FORT LEONARD WOOD, Missouri --
Seventy-eight enlisted Marines and 15 officers with the Marine Military Police Basic Course and the new Marine Military Police Officer Basic Course participated in the Law Enforcement Professional Exercise at Fort Leonard Wood, Missouri, April 12-14, 2016.
The exercise is a three-day training evolution made to test the expeditionary environment skills that the Marines have learned and practiced during their 70-day course.
“They are taking what they learned for the past 13 weeks and putting it into practice,” said Capt. Daniel Burton, the Military Police Officer Basic Course officer in-charge. “They’re going on foot patrols, conducting tactical site exploitation, and collecting evidence.”

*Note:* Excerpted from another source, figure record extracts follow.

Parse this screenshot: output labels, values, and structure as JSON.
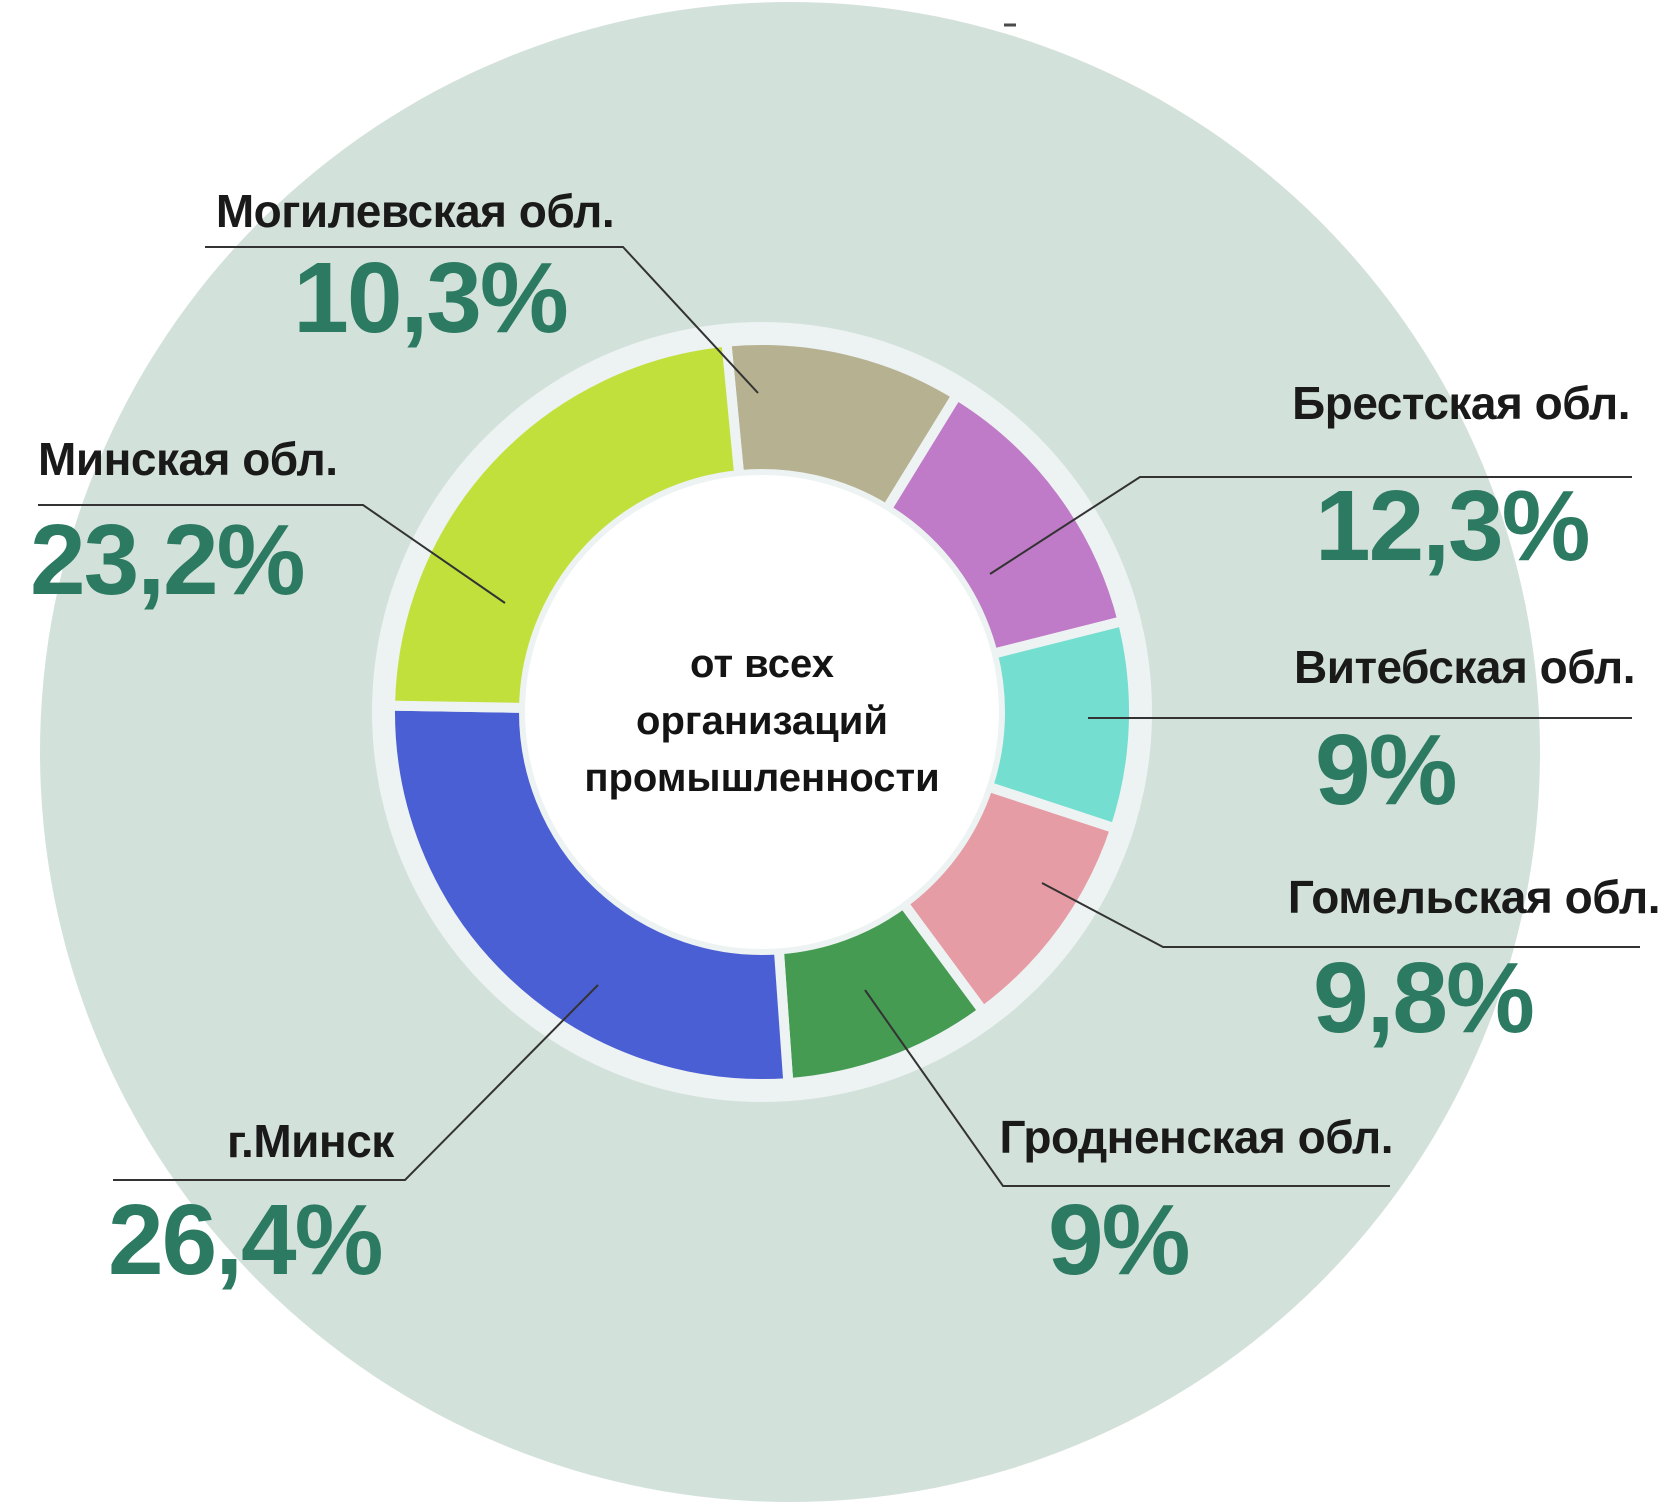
{
  "chart_data": {
    "type": "pie",
    "variant": "donut",
    "center_label": "от всех организаций промышленности",
    "center_lines": [
      "от всех",
      "организаций",
      "промышленности"
    ],
    "unit": "%",
    "start_angle_deg": -5.5,
    "legend_position": "callouts-around-donut",
    "grid": false,
    "segments": [
      {
        "label": "Могилевская обл.",
        "value": 10.3,
        "display": "10,3%",
        "color": "#b5b191"
      },
      {
        "label": "Брестская обл.",
        "value": 12.3,
        "display": "12,3%",
        "color": "#bf7bc7"
      },
      {
        "label": "Витебская обл.",
        "value": 9.0,
        "display": "9%",
        "color": "#74ded1"
      },
      {
        "label": "Гомельская обл.",
        "value": 9.8,
        "display": "9,8%",
        "color": "#e59ca4"
      },
      {
        "label": "Гродненская обл.",
        "value": 9.0,
        "display": "9%",
        "color": "#449b51"
      },
      {
        "label": "г.Минск",
        "value": 26.4,
        "display": "26,4%",
        "color": "#4b5fd5"
      },
      {
        "label": "Минская обл.",
        "value": 23.2,
        "display": "23,2%",
        "color": "#c2e03c"
      }
    ]
  },
  "styles": {
    "background_circle_color": "#d3e1db",
    "gap_color": "#edf2f2",
    "value_color": "#2b7a61",
    "label_color": "#1a1a1a",
    "leader_line_color": "#333333"
  }
}
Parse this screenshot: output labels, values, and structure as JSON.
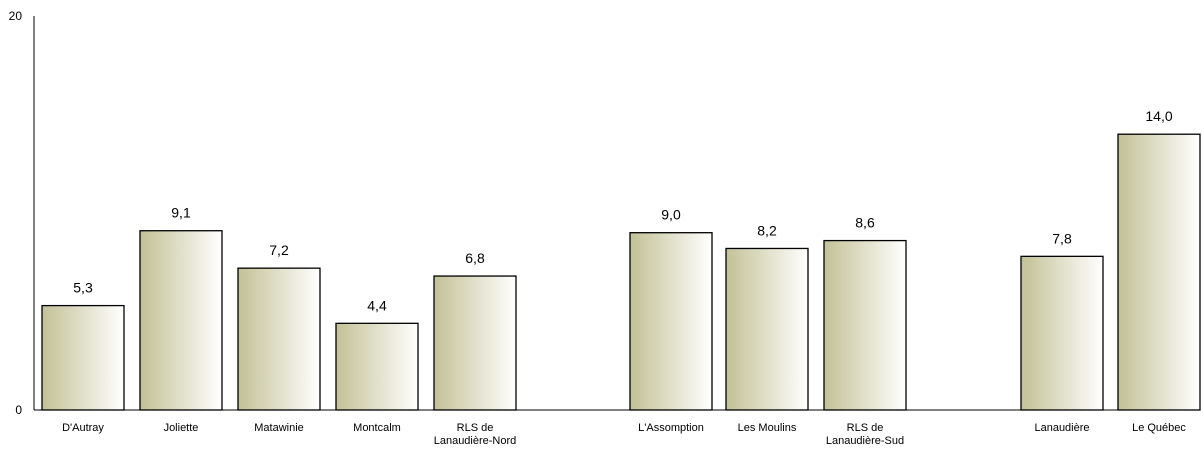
{
  "chart_data": {
    "type": "bar",
    "ylim": [
      0,
      20
    ],
    "yticks": [
      "0",
      "20"
    ],
    "grid": false,
    "groups": [
      [
        "D'Autray",
        "Joliette",
        "Matawinie",
        "Montcalm",
        "RLS de Lanaudière-Nord"
      ],
      [
        "L'Assomption",
        "Les Moulins",
        "RLS de Lanaudière-Sud"
      ],
      [
        "Lanaudière",
        "Le Québec"
      ]
    ],
    "categories": [
      {
        "lines": [
          "D'Autray"
        ]
      },
      {
        "lines": [
          "Joliette"
        ]
      },
      {
        "lines": [
          "Matawinie"
        ]
      },
      {
        "lines": [
          "Montcalm"
        ]
      },
      {
        "lines": [
          "RLS de",
          "Lanaudière-Nord"
        ]
      },
      {
        "lines": [
          "L'Assomption"
        ]
      },
      {
        "lines": [
          "Les Moulins"
        ]
      },
      {
        "lines": [
          "RLS de",
          "Lanaudière-Sud"
        ]
      },
      {
        "lines": [
          "Lanaudière"
        ]
      },
      {
        "lines": [
          "Le Québec"
        ]
      }
    ],
    "values": [
      5.3,
      9.1,
      7.2,
      4.4,
      6.8,
      9.0,
      8.2,
      8.6,
      7.8,
      14.0
    ],
    "value_labels": [
      "5,3",
      "9,1",
      "7,2",
      "4,4",
      "6,8",
      "9,0",
      "8,2",
      "8,6",
      "7,8",
      "14,0"
    ],
    "bar_gradient": [
      "#c3c196",
      "#ffffff"
    ]
  }
}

Marines are taught in a classroom environment or through practical application during the 13 weeks of training prior to the exercise, but they don’t have many chances to see what it looks like in action.
“You can teach something in a classroom environment and hope that they grasp the concept of it but it’s not until you come out here and actually exercise it that they truly understand the importance or difficulty of it,” said Burton.
According to Burton, having the ability to go out and practice the skills they are learning in an integrated environment is a great opportunity for officers to learn how to lead enlisted Marines.
“At The Basic School you learn how to be an officer but don’t necessarily interact or lead enlisted Marines on a regular basis; the first time most officers will do that is when they go to the fleet,” said 2nd. Lt. Mark Crum, a student at the Military Police Officer School.
Integrated training also allows for enlisted Marines to get the chance to learn how to work alongside officers, which they haven’t done in their careers until now.
“I really like the interaction we get with the officers,” said Pfc. Lucas Johnson, a student at the Military Police School. “I feel like junior Marines are intimidated by officers, but this shows us that we can talk and ask them questions.”
The exercise tests the mental and physical limitations of Marines looking to earn the title of military policeman or military police officer. Whether it’s by countless patrols up and down the hills of Missouri or the test of trying to remember every step in tactical site exploitation.
“The most challenging part of this exercise is changing the mindset from the garrison side of our job, to now the more expeditionary mindset of coming to the field,” said Staff Sgt. David Spurling, the lead instructor for team D, Military Police Instructor Company.
After the Marines have proven the skills they have learned from this exercise, they will graduate the course and go on to their assigned stations.